In brief

  • The Bank of Japan raised its policy rate by 25bps to 0.50%, marking the highest level since 2008, as part of its efforts to address persistent inflationary pressures and normalize interest rates.
  • Japan's economy is challenged by a cost-of-living crisis, driven by negative real yields, lagging wage growth, and higher taxation, which have weakened consumer sentiment and impacted government popularity.
  • For JPY cash investors, yields are now positive across all tenors and instruments.  As the market anticipates further BOJ rate hikes, investors may adopt a diversified approach amid global economic uncertainty and market volatility.

Introduction

At its Monetary Policy Meeting (MPM) on January 24, the Bank of Japan (BoJ) decided to increase its uncollateralized overnight call (time deposit) rate by 25bps to 0.50% (Fig 1). The rate hike was widely anticipated by the market, with only one board member dissenting. This brings Japan’s policy rate to a level last seen in 2008.  Governor Ueda justified the decision by noting that Japan’s “economic activity and prices… were developing generally in line with the Bank’s outlook”, while forecasting that upward pressure on the Consumer Price Index (CPI) was expected to persist until mid-2025.

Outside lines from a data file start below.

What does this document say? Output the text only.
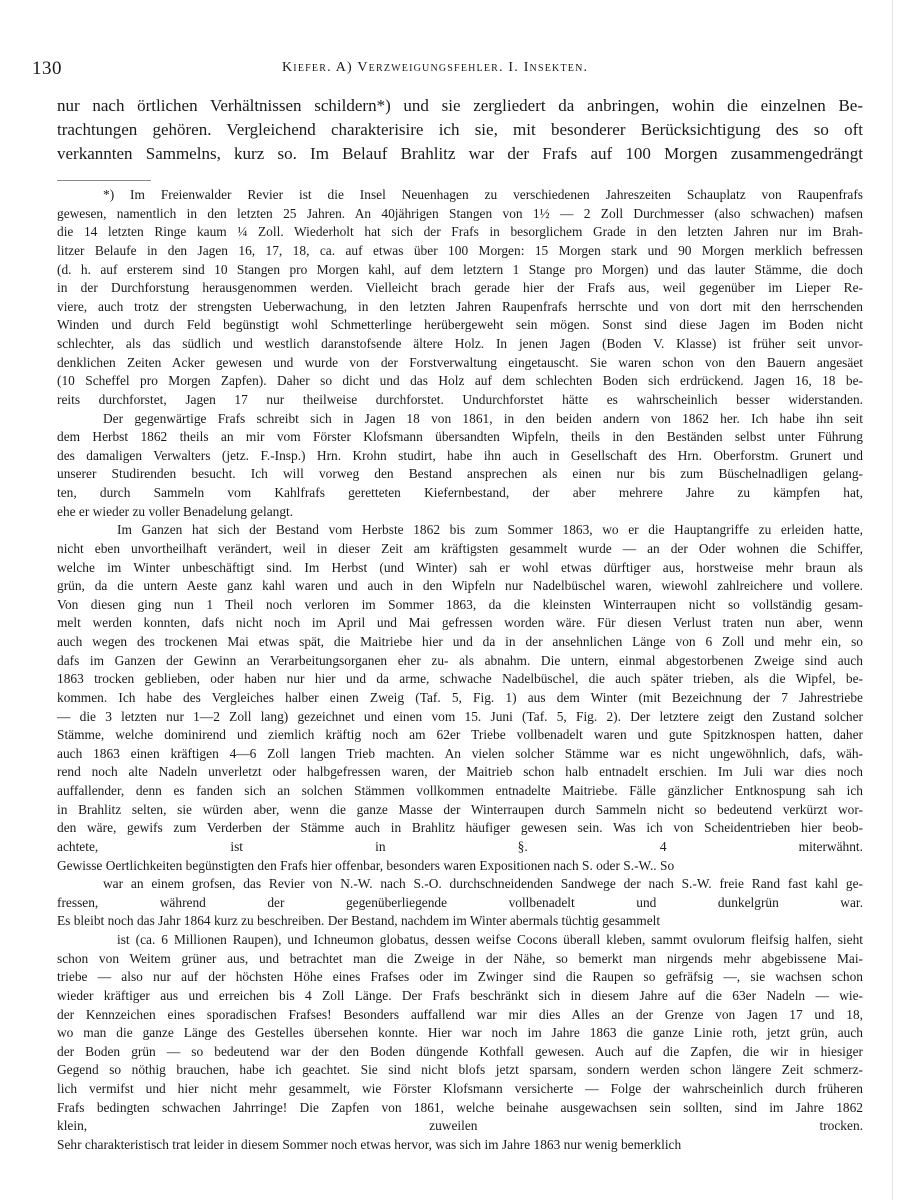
130	Kiefer. A) Verzweigungsfehler. I. Insekten.
nur nach örtlichen Verhältnissen schildern*) und sie zergliedert da anbringen, wohin die einzelnen Be-
trachtungen gehören. Vergleichend charakterisire ich sie, mit besonderer Berücksichtigung des so oft
verkannten Sammelns, kurz so. Im Belauf Brahlitz war der Frafs auf 100 Morgen zusammengedrängt
*) Im Freienwalder Revier ist die Insel Neuenhagen zu verschiedenen Jahreszeiten Schauplatz von Raupenfrafs
gewesen, namentlich in den letzten 25 Jahren. An 40jährigen Stangen von 1½ — 2 Zoll Durchmesser (also schwachen) mafsen
die 14 letzten Ringe kaum ¼ Zoll. Wiederholt hat sich der Frafs in besorglichem Grade in den letzten Jahren nur im Brah-
litzer Belaufe in den Jagen 16, 17, 18, ca. auf etwas über 100 Morgen: 15 Morgen stark und 90 Morgen merklich befressen
(d. h. auf ersterem sind 10 Stangen pro Morgen kahl, auf dem letztern 1 Stange pro Morgen) und das lauter Stämme, die doch
in der Durchforstung herausgenommen werden. Vielleicht brach gerade hier der Frafs aus, weil gegenüber im Lieper Re-
viere, auch trotz der strengsten Ueberwachung, in den letzten Jahren Raupenfrafs herrschte und von dort mit den herrschenden
Winden und durch Feld begünstigt wohl Schmetterlinge herübergeweht sein mögen. Sonst sind diese Jagen im Boden nicht
schlechter, als das südlich und westlich daranstofsende ältere Holz. In jenen Jagen (Boden V. Klasse) ist früher seit unvor-
denklichen Zeiten Acker gewesen und wurde von der Forstverwaltung eingetauscht. Sie waren schon von den Bauern angesäet
(10 Scheffel pro Morgen Zapfen). Daher so dicht und das Holz auf dem schlechten Boden sich erdrückend. Jagen 16, 18 be-
reits durchforstet, Jagen 17 nur theilweise durchforstet. Undurchforstet hätte es wahrscheinlich besser widerstanden.
Der gegenwärtige Frafs schreibt sich in Jagen 18 von 1861, in den beiden andern von 1862 her. Ich habe ihn seit
dem Herbst 1862 theils an mir vom Förster Klofsmann übersandten Wipfeln, theils in den Beständen selbst unter Führung
des damaligen Verwalters (jetz. F.-Insp.) Hrn. Krohn studirt, habe ihn auch in Gesellschaft des Hrn. Oberforstm. Grunert und
unserer Studirenden besucht. Ich will vorweg den Bestand ansprechen als einen nur bis zum Büschelnadligen gelang-
ten, durch Sammeln vom Kahlfrafs geretteten Kiefernbestand, der aber mehrere Jahre zu kämpfen hat,
ehe er wieder zu voller Benadelung gelangt.
Im Ganzen hat sich der Bestand vom Herbste 1862 bis zum Sommer 1863, wo er die Hauptangriffe zu erleiden hatte,
nicht eben unvortheilhaft verändert, weil in dieser Zeit am kräftigsten gesammelt wurde — an der Oder wohnen die Schiffer,
welche im Winter unbeschäftigt sind. Im Herbst (und Winter) sah er wohl etwas dürftiger aus, horstweise mehr braun als
grün, da die untern Aeste ganz kahl waren und auch in den Wipfeln nur Nadelbüschel waren, wiewohl zahlreichere und vollere.
Von diesen ging nun 1 Theil noch verloren im Sommer 1863, da die kleinsten Winterraupen nicht so vollständig gesam-
melt werden konnten, dafs nicht noch im April und Mai gefressen worden wäre. Für diesen Verlust traten nun aber, wenn
auch wegen des trockenen Mai etwas spät, die Maitriebe hier und da in der ansehnlichen Länge von 6 Zoll und mehr ein, so
dafs im Ganzen der Gewinn an Verarbeitungsorganen eher zu- als abnahm. Die untern, einmal abgestorbenen Zweige sind auch
1863 trocken geblieben, oder haben nur hier und da arme, schwache Nadelbüschel, die auch später trieben, als die Wipfel, be-
kommen. Ich habe des Vergleiches halber einen Zweig (Taf. 5, Fig. 1) aus dem Winter (mit Bezeichnung der 7 Jahrestriebe
— die 3 letzten nur 1—2 Zoll lang) gezeichnet und einen vom 15. Juni (Taf. 5, Fig. 2). Der letztere zeigt den Zustand solcher
Stämme, welche dominirend und ziemlich kräftig noch am 62er Triebe vollbenadelt waren und gute Spitzknospen hatten, daher
auch 1863 einen kräftigen 4—6 Zoll langen Trieb machten. An vielen solcher Stämme war es nicht ungewöhnlich, dafs, wäh-
rend noch alte Nadeln unverletzt oder halbgefressen waren, der Maitrieb schon halb entnadelt erschien. Im Juli war dies noch
auffallender, denn es fanden sich an solchen Stämmen vollkommen entnadelte Maitriebe. Fälle gänzlicher Entknospung sah ich
in Brahlitz selten, sie würden aber, wenn die ganze Masse der Winterraupen durch Sammeln nicht so bedeutend verkürzt wor-
den wäre, gewifs zum Verderben der Stämme auch in Brahlitz häufiger gewesen sein. Was ich von Scheidentrieben hier beob-
achtete, ist in §. 4 miterwähnt.
Gewisse Oertlichkeiten begünstigten den Frafs hier offenbar, besonders waren Expositionen nach S. oder S.-W.. So
war an einem grofsen, das Revier von N.-W. nach S.-O. durchschneidenden Sandwege der nach S.-W. freie Rand fast kahl ge-
fressen, während der gegenüberliegende vollbenadelt und dunkelgrün war.
Es bleibt noch das Jahr 1864 kurz zu beschreiben. Der Bestand, nachdem im Winter abermals tüchtig gesammelt
ist (ca. 6 Millionen Raupen), und Ichneumon globatus, dessen weifse Cocons überall kleben, sammt ovulorum fleifsig halfen, sieht
schon von Weitem grüner aus, und betrachtet man die Zweige in der Nähe, so bemerkt man nirgends mehr abgebissene Mai-
triebe — also nur auf der höchsten Höhe eines Frafses oder im Zwinger sind die Raupen so gefräfsig —, sie wachsen schon
wieder kräftiger aus und erreichen bis 4 Zoll Länge. Der Frafs beschränkt sich in diesem Jahre auf die 63er Nadeln — wie-
der Kennzeichen eines sporadischen Frafses! Besonders auffallend war mir dies Alles an der Grenze von Jagen 17 und 18,
wo man die ganze Länge des Gestelles übersehen konnte. Hier war noch im Jahre 1863 die ganze Linie roth, jetzt grün, auch
der Boden grün — so bedeutend war der den Boden düngende Kothfall gewesen. Auch auf die Zapfen, die wir in hiesiger
Gegend so nöthig brauchen, habe ich geachtet. Sie sind nicht blofs jetzt sparsam, sondern werden schon längere Zeit schmerz-
lich vermifst und hier nicht mehr gesammelt, wie Förster Klofsmann versicherte — Folge der wahrscheinlich durch früheren
Frafs bedingten schwachen Jahrringe! Die Zapfen von 1861, welche beinahe ausgewachsen sein sollten, sind im Jahre 1862
klein, zuweilen trocken.
Sehr charakteristisch trat leider in diesem Sommer noch etwas hervor, was sich im Jahre 1863 nur wenig bemerklich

Fig 1: BOJ has hiked rates to a 17-year high; Treasury bill yields have increased sharply in anticipation of further hikes. 

Source: Bloomberg and J.P. Morgan Asset Management; data as at 24 January 2025.

 

Cost of Living Pressures

The Bank of Japan ended its yield curve control and quantitative easing policies in 2024 as inflation began to rise.  Improving economic growth and increasing inflation prompted the central bank to start normalizing interest rates with hikes in March and July 2024.  However, deeply negative real yields, lagging wage growth and higher taxation have reduced consumers’ net incomes.  Concurrently, the weaker yen and higher food prices have led to a decline in living standard and a cost-of-living crisis.

The government is focused on achieving above trend growth and higher taxation which it believes are necessary to support spending and avoid additional debt accumulation. However, weaker consumer sentiment has negatively impacted the government’s popularity, prompting a shift to encouraging higher wage growth.  With no sign of inflation abating, criticism of the current administration has increased, suggesting additional political paralysis and instability.

The confluence of these factors has compelled the typically cautious BOJ to revise its inflation forecasts upwards and hike policy rates.

Fig 2: Japanese interest rates have increased over the past several months while curves are upward sloping 

Source: Bloomberg and J.P. Morgan Asset Management; data as at 24 January 2025.

 

Outlook

Japan’s negative interest rate experiment, which began in 2016, has now been decisively concluded, with interest rates across all tenors and instruments now positive (Fig 2).  In a press conference following the policy meeting, BOJ Governor Ueda noted that the upward pressure on the CPI is expected to persist.  The market anticipates two additional rate hikes, one in July 2025 and another in 2026, with a terminal rate of 1.0%. 

For JPY cash investors, the era of negative yields has ended.  Positive yields and an upward sloping yield curve now offer potentially attractive returns.  However, we continue to emphasize caution amid global economic uncertainty and market volatility – implying the need for a diversified approach across maturities and instruments to achieve an optimal risk adjusted return.

Diversification does not guarantee investment returns and does not eliminate the risk of loss.
This information is generic in nature provided to illustrate macro trends based on current market conditions that are subject to change from time to time. This generic information does not take into account any investor’s specific circumstances or objectives and should not be construed as offer, research or investment advice.